We are currently investigating greener preparation methods for conjugated polymer thin films used in flexible electronics applications. Most electroactive polymers have limited solubility in organic solvents; thus, aggresive and hazardous dissolution schemes must be used to produce inks suitable for roll-to-roll coating. Further, the polymer tends to crystallize out of solution leading to irreproducible coating quality. Our work seeks to replace the toxic solvents with suspensions in non-solvents, which has the added advantage of decoupling the polymer crystallization and the ink drying step.

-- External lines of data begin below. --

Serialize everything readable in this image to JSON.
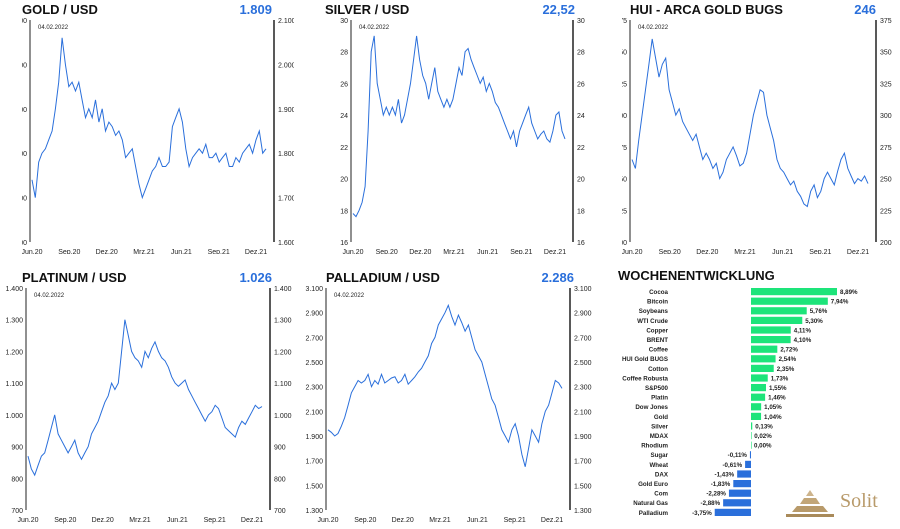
{
  "chart_data": [
    {
      "type": "line",
      "title": "GOLD / USD",
      "current_value": "1.809",
      "date_label": "04.02.2022",
      "ylim": [
        1600,
        2100
      ],
      "yticks": [
        1600,
        1700,
        1800,
        1900,
        2000,
        2100
      ],
      "ytick_labels": [
        "1.600",
        "1.700",
        "1.800",
        "1.900",
        "2.000",
        "2.100"
      ],
      "xtick_labels": [
        "Jun.20",
        "Sep.20",
        "Dez.20",
        "Mrz.21",
        "Jun.21",
        "Sep.21",
        "Dez.21"
      ],
      "series": [
        {
          "color": "#2a6fdb",
          "values": [
            1740,
            1700,
            1780,
            1800,
            1810,
            1830,
            1850,
            1900,
            1960,
            2060,
            2000,
            1950,
            1960,
            1940,
            1960,
            1920,
            1880,
            1900,
            1880,
            1920,
            1870,
            1900,
            1850,
            1870,
            1860,
            1840,
            1850,
            1830,
            1790,
            1800,
            1810,
            1770,
            1730,
            1700,
            1720,
            1740,
            1760,
            1770,
            1790,
            1770,
            1770,
            1780,
            1860,
            1880,
            1900,
            1870,
            1810,
            1770,
            1790,
            1800,
            1810,
            1800,
            1820,
            1790,
            1790,
            1800,
            1780,
            1790,
            1800,
            1770,
            1770,
            1790,
            1780,
            1800,
            1810,
            1820,
            1800,
            1830,
            1850,
            1800,
            1810
          ]
        }
      ]
    },
    {
      "type": "line",
      "title": "SILVER / USD",
      "current_value": "22,52",
      "date_label": "04.02.2022",
      "ylim": [
        16,
        30
      ],
      "yticks": [
        16,
        18,
        20,
        22,
        24,
        26,
        28,
        30
      ],
      "ytick_labels": [
        "16",
        "18",
        "20",
        "22",
        "24",
        "26",
        "28",
        "30"
      ],
      "xtick_labels": [
        "Jun.20",
        "Sep.20",
        "Dez.20",
        "Mrz.21",
        "Jun.21",
        "Sep.21",
        "Dez.21"
      ],
      "series": [
        {
          "color": "#2a6fdb",
          "values": [
            17.8,
            17.6,
            18,
            18.5,
            19.5,
            23,
            28,
            29,
            26,
            25,
            24,
            24.5,
            24,
            24.5,
            24,
            25,
            23.5,
            24,
            25,
            26,
            27.5,
            29,
            27.5,
            26.5,
            26,
            25,
            26,
            27,
            25.5,
            25,
            24.5,
            25,
            24.5,
            25,
            26,
            27,
            26.5,
            28,
            28.2,
            27.5,
            27,
            26.5,
            26,
            26.4,
            25.5,
            26,
            25.5,
            24.8,
            24.5,
            24,
            23.5,
            23,
            22.5,
            23,
            22,
            23,
            23.5,
            24,
            24.5,
            23.5,
            23,
            22.5,
            22.8,
            23,
            22.5,
            22.3,
            23,
            24,
            24.2,
            23,
            22.5
          ]
        }
      ]
    },
    {
      "type": "line",
      "title": "HUI - ARCA GOLD BUGS",
      "current_value": "246",
      "date_label": "04.02.2022",
      "ylim": [
        200,
        375
      ],
      "yticks": [
        200,
        225,
        250,
        275,
        300,
        325,
        350,
        375
      ],
      "ytick_labels": [
        "200",
        "225",
        "250",
        "275",
        "300",
        "325",
        "350",
        "375"
      ],
      "xtick_labels": [
        "Jun.20",
        "Sep.20",
        "Dez.20",
        "Mrz.21",
        "Jun.21",
        "Sep.21",
        "Dez.21"
      ],
      "series": [
        {
          "color": "#2a6fdb",
          "values": [
            265,
            258,
            280,
            300,
            320,
            340,
            360,
            345,
            330,
            340,
            345,
            320,
            310,
            300,
            305,
            295,
            290,
            285,
            280,
            285,
            275,
            265,
            270,
            265,
            258,
            262,
            250,
            255,
            265,
            270,
            275,
            268,
            260,
            262,
            270,
            285,
            300,
            310,
            320,
            318,
            300,
            290,
            280,
            265,
            258,
            255,
            250,
            245,
            248,
            240,
            236,
            230,
            228,
            240,
            245,
            235,
            240,
            250,
            255,
            250,
            245,
            256,
            265,
            270,
            258,
            252,
            246,
            250,
            248,
            252,
            246
          ]
        }
      ]
    },
    {
      "type": "line",
      "title": "PLATINUM / USD",
      "current_value": "1.026",
      "date_label": "04.02.2022",
      "ylim": [
        700,
        1400
      ],
      "yticks": [
        700,
        800,
        900,
        1000,
        1100,
        1200,
        1300,
        1400
      ],
      "ytick_labels": [
        "700",
        "800",
        "900",
        "1.000",
        "1.100",
        "1.200",
        "1.300",
        "1.400"
      ],
      "xtick_labels": [
        "Jun.20",
        "Sep.20",
        "Dez.20",
        "Mrz.21",
        "Jun.21",
        "Sep.21",
        "Dez.21"
      ],
      "series": [
        {
          "color": "#2a6fdb",
          "values": [
            870,
            830,
            810,
            840,
            870,
            880,
            920,
            960,
            1000,
            940,
            920,
            900,
            880,
            900,
            920,
            880,
            860,
            880,
            900,
            940,
            960,
            980,
            1010,
            1040,
            1060,
            1100,
            1080,
            1100,
            1200,
            1300,
            1250,
            1200,
            1180,
            1170,
            1150,
            1200,
            1180,
            1210,
            1230,
            1200,
            1180,
            1170,
            1150,
            1120,
            1100,
            1090,
            1100,
            1110,
            1080,
            1060,
            1040,
            1020,
            1000,
            980,
            1000,
            1010,
            1030,
            1020,
            990,
            960,
            950,
            940,
            930,
            960,
            980,
            970,
            990,
            1010,
            1030,
            1020,
            1026
          ]
        }
      ]
    },
    {
      "type": "line",
      "title": "PALLADIUM / USD",
      "current_value": "2.286",
      "date_label": "04.02.2022",
      "ylim": [
        1300,
        3100
      ],
      "yticks": [
        1300,
        1500,
        1700,
        1900,
        2100,
        2300,
        2500,
        2700,
        2900,
        3100
      ],
      "ytick_labels": [
        "1.300",
        "1.500",
        "1.700",
        "1.900",
        "2.100",
        "2.300",
        "2.500",
        "2.700",
        "2.900",
        "3.100"
      ],
      "xtick_labels": [
        "Jun.20",
        "Sep.20",
        "Dez.20",
        "Mrz.21",
        "Jun.21",
        "Sep.21",
        "Dez.21"
      ],
      "series": [
        {
          "color": "#2a6fdb",
          "values": [
            1950,
            1930,
            1900,
            1920,
            1980,
            2050,
            2150,
            2250,
            2300,
            2350,
            2330,
            2350,
            2400,
            2300,
            2350,
            2320,
            2400,
            2330,
            2350,
            2370,
            2380,
            2330,
            2350,
            2400,
            2320,
            2350,
            2380,
            2420,
            2450,
            2500,
            2550,
            2650,
            2700,
            2800,
            2850,
            2900,
            2960,
            2870,
            2800,
            2880,
            2820,
            2750,
            2800,
            2700,
            2600,
            2550,
            2500,
            2400,
            2300,
            2200,
            2150,
            2050,
            1950,
            1900,
            1850,
            1950,
            2000,
            1900,
            1750,
            1650,
            1800,
            1950,
            1900,
            1850,
            2000,
            2100,
            2150,
            2250,
            2350,
            2330,
            2286
          ]
        }
      ]
    },
    {
      "type": "bar",
      "orientation": "horizontal",
      "title": "WOCHENENTWICKLUNG",
      "pos_color": "#1de47a",
      "neg_color": "#2a6fdb",
      "categories": [
        "Cocoa",
        "Bitcoin",
        "Soybeans",
        "WTI Crude",
        "Copper",
        "BRENT",
        "Coffee",
        "HUI Gold BUGS",
        "Cotton",
        "Coffee Robusta",
        "S&P500",
        "Platin",
        "Dow Jones",
        "Gold",
        "Silver",
        "MDAX",
        "Rhodium",
        "Sugar",
        "Wheat",
        "DAX",
        "Gold Euro",
        "Com",
        "Natural Gas",
        "Palladium"
      ],
      "values": [
        8.89,
        7.94,
        5.76,
        5.3,
        4.11,
        4.1,
        2.72,
        2.54,
        2.35,
        1.73,
        1.55,
        1.46,
        1.05,
        1.04,
        0.13,
        0.02,
        0.0,
        -0.11,
        -0.61,
        -1.43,
        -1.83,
        -2.28,
        -2.88,
        -3.75
      ],
      "value_labels": [
        "8,89%",
        "7,94%",
        "5,76%",
        "5,30%",
        "4,11%",
        "4,10%",
        "2,72%",
        "2,54%",
        "2,35%",
        "1,73%",
        "1,55%",
        "1,46%",
        "1,05%",
        "1,04%",
        "0,13%",
        "0,02%",
        "0,00%",
        "-0,11%",
        "-0,61%",
        "-1,43%",
        "-1,83%",
        "-2,28%",
        "-2,88%",
        "-3,75%"
      ]
    }
  ],
  "logo": {
    "text": "Solit",
    "color": "#b89a6a"
  }
}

Novel Renewable Polymer Blends

Bio-derived plastics suffer from inferior physical properties compared to their petroleum-derived counterparts, and in addition they can be difficult to process. Both of these limitations prevent their wider acceptance in the market. Polymer blends can access physical properties above and beyond those of the components. Current NSF funding (CMMI-1350445) supports our studies of the effects of high shear and interfacial reaction on polymer blends based on renewable resources. High-speed extrusion instrumentation newly available in the Plastics Engineering department facilitates this work on novel sustainable polymer blends.

Polymer and Nanocomposite Rheology

Because the interfacial area is so large in nanocomposites, the competing enthalpic and entropic effects of interfacial interactions can significantly affect polymer dynamics. The amount of shear work needed to disperse the particles is directly related to the chemical affinity between the polymer and filler. Our current NSF-funded project (EEC-1342229) utilizes important bio-based polymers and model nanoparticle surfaces that can easily be chemically altered to study confinement of the polymer near the particle surface.